Kisspeptin gehört zu den Peptiden, bei denen die Skepsis innerhalb der Community mindestens so laut ist wie die Begeisterung. Das stärkste und am häufigsten wiederholte Argument ist pharmakokinetisch: Die Halbwertszeit von wenigen Minuten mache eine einzelne subkutane Bolusgabe pro Tag oder gar pro Woche fragwürdig, weil die Studienprotokolle mit kontinuierlichen Infusionen oder stündlichen Pulsen arbeiteten. Daran anschließend wird jeder positive Laborbericht standardmäßig zerlegt: fehlende Ausgangswerte, gleichzeitige Einnahme von CJC-1295, Ipamorelin, Enclomiphen, hCG oder Retatrutid, Blutabnahmen ohne Tageszeit-Standardisierung, natürliche Schwankungsbreite des Testosterons innerhalb von 24 Stunden, parallele Gewichtsabnahme. In einem der meistdiskutierten Erfolgs-Threads von 2026 stammen die drei höchstbewerteten Antworten allesamt aus der Kategorie 'das ist Rauschen, keine Wirkung'. Placebo wird selten explizit genannt, aber implizit unterstellt, wenn Anwender einen starken Effekt 'am Tag der Injektion' beschreiben, den Laborwerte nicht abbilden. Reinheits- und Vendorfragen sind ebenfalls präsent: uneinheitliche Pulvermengen innerhalb eines Kits, trübe Lösungen, die sich nicht klar auflösen, Zweifel an nachgeahmten BAC-Wasser-Flaschen, und die pauschale Empfehlung, ohne unabhängigen Labortest gar nicht erst zu verwenden. Bereits 2020 wurde in r/Peptides der Verdacht geäußert, dass berichtete Achsen-Abschaltungen eher auf gefälschte Ware als auf das Peptid selbst zurückgingen. Gescheiterte Selbstversuche sind gut dokumentiert: mehrere Anwender setzten nach ein bis sechs Wochen ab und wechselten zu hCG, Enclomiphen oder direkt zu TRT, teils mit dem ausdrücklichen Fazit, dass Kisspeptin bei ihnen nur milde bis gar keine Effekte hatte.
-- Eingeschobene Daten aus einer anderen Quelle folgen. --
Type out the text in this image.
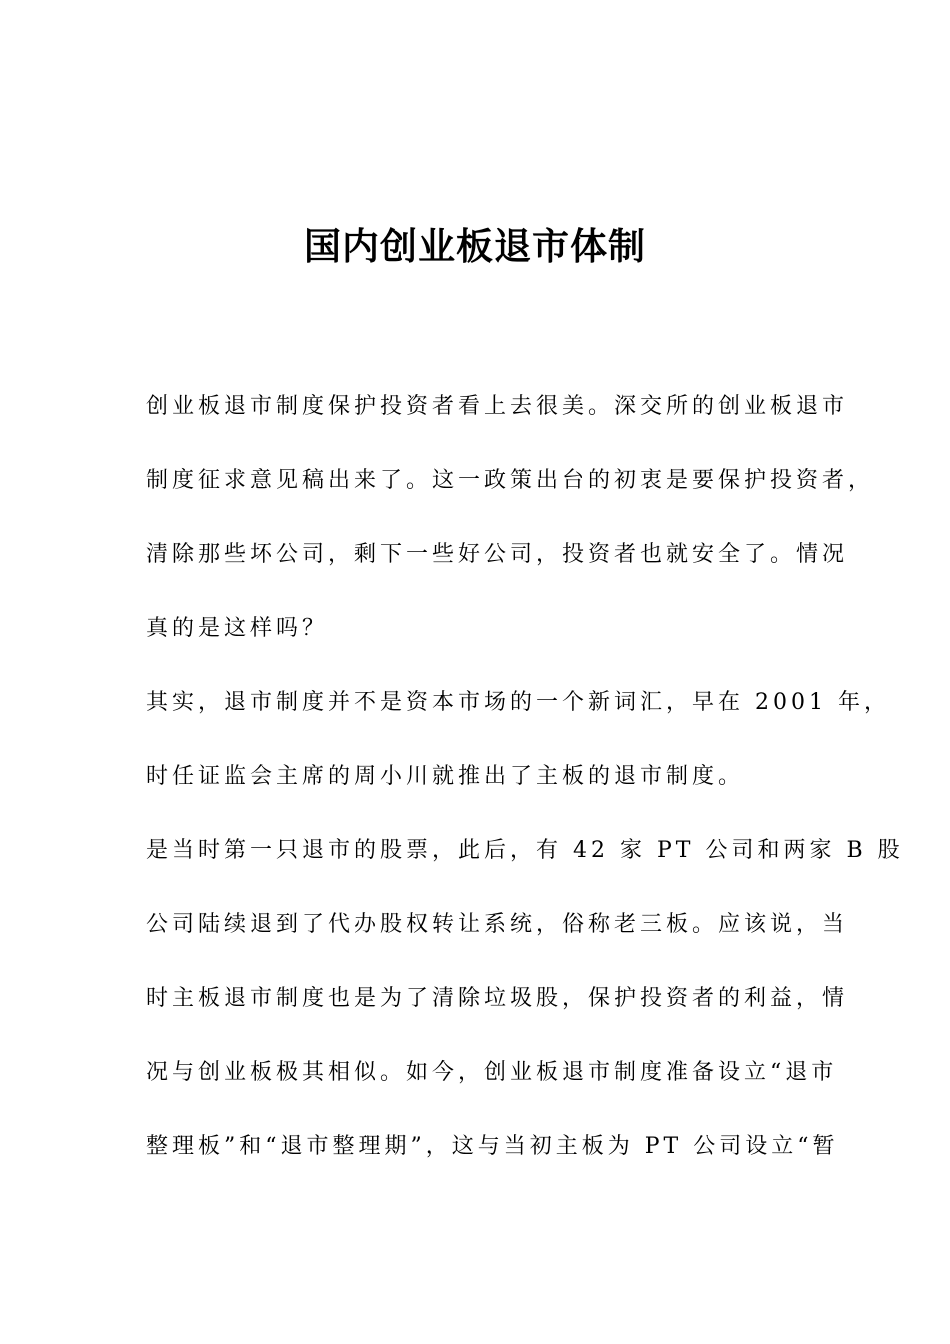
国内创业板退市体制

创业板退市制度保护投资者看上去很美。深交所的创业板退市

制度征求意见稿出来了。这一政策出台的初衷是要保护投资者，

清除那些坏公司，剩下一些好公司，投资者也就安全了。情况

真的是这样吗？

其实，退市制度并不是资本市场的一个新词汇，早在 2001 年，

时任证监会主席的周小川就推出了主板的退市制度。

是当时第一只退市的股票，此后，有 42 家 PT 公司和两家 B 股

公司陆续退到了代办股权转让系统，俗称老三板。应该说，当

时主板退市制度也是为了清除垃圾股，保护投资者的利益，情

况与创业板极其相似。如今，创业板退市制度准备设立“退市

整理板”和“退市整理期”，这与当初主板为 PT 公司设立“暂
Wo die Praxis von der Studienlage abweicht

Die Praxis weicht in mehreren Punkten deutlich von der Studienlage ab, und die Community weiß das teilweise selbst. Erstens der Applikationsweg und das Dosierintervall: Die zitierten Humanstudien arbeiteten mit intravenösen Infusionen beziehungsweise stündlichen Mikropulsen, während Anwender eine subkutane Einzeldosis geben, oft nur zwei- bis dreimal pro Woche – ein Schema, das in keiner Studie so untersucht wurde. Zweitens die Dosishöhe: Übliche Community-Dosen von 200 bis 400 mcg pro Gabe liegen weit über dem, was in Studien pro Puls verwendet wurde; eine Minderheit argumentiert umgekehrt für einstellige oder körpergewichtsbezogene Mikrodosen und wird dafür im Forum überwiegend abgelehnt. Drittens die Substanzverwechslung: Ein erheblicher Teil der zitierten Evidenz zu Libido und sexueller Erregung stammt aus Studien mit Kisspeptin-54 als intravenöser Infusion, während praktisch alles Gehandelte Kisspeptin-10 ist – die beiden werden in Threads regelmäßig gleichgesetzt, teils mit ausdrücklicher Unsicherheit über den Unterschied. Viertens die Indikationen: In der Praxis wird Kisspeptin als hCG-Ersatz unter TRT, als Fertilitätsmittel bei Kinderwunsch, gegen PSSD, gegen Post-Cycle-Shutdown, bei Frauen mit niedrigem Testosteron, im Rahmen von Feminisierungsprotokollen und sogar zur Wiederherstellung der Achse unter Methadon eingesetzt – für keine dieser Anwendungen existieren belastbare klinische Daten in der Form, in der sie hier durchgeführt werden. Fünftens die nasale Route: Sie wird von Anbietern und Anwendern angeboten und genutzt, obwohl im Forum selbst auf das Molekulargewicht und eine zu erwartende Bioverfügbarkeit im unteren einstelligen Prozentbereich hingewiesen wird. Und schließlich wird eine tierexperimentelle Studie zu Gefäß- und Herzveränderungen in beide Richtungen instrumentalisiert – als Beweis für Gefährlichkeit ebenso wie als irrelevant abgetan – ohne dass in der Community bislang entsprechende Ereignisse berichtet wurden.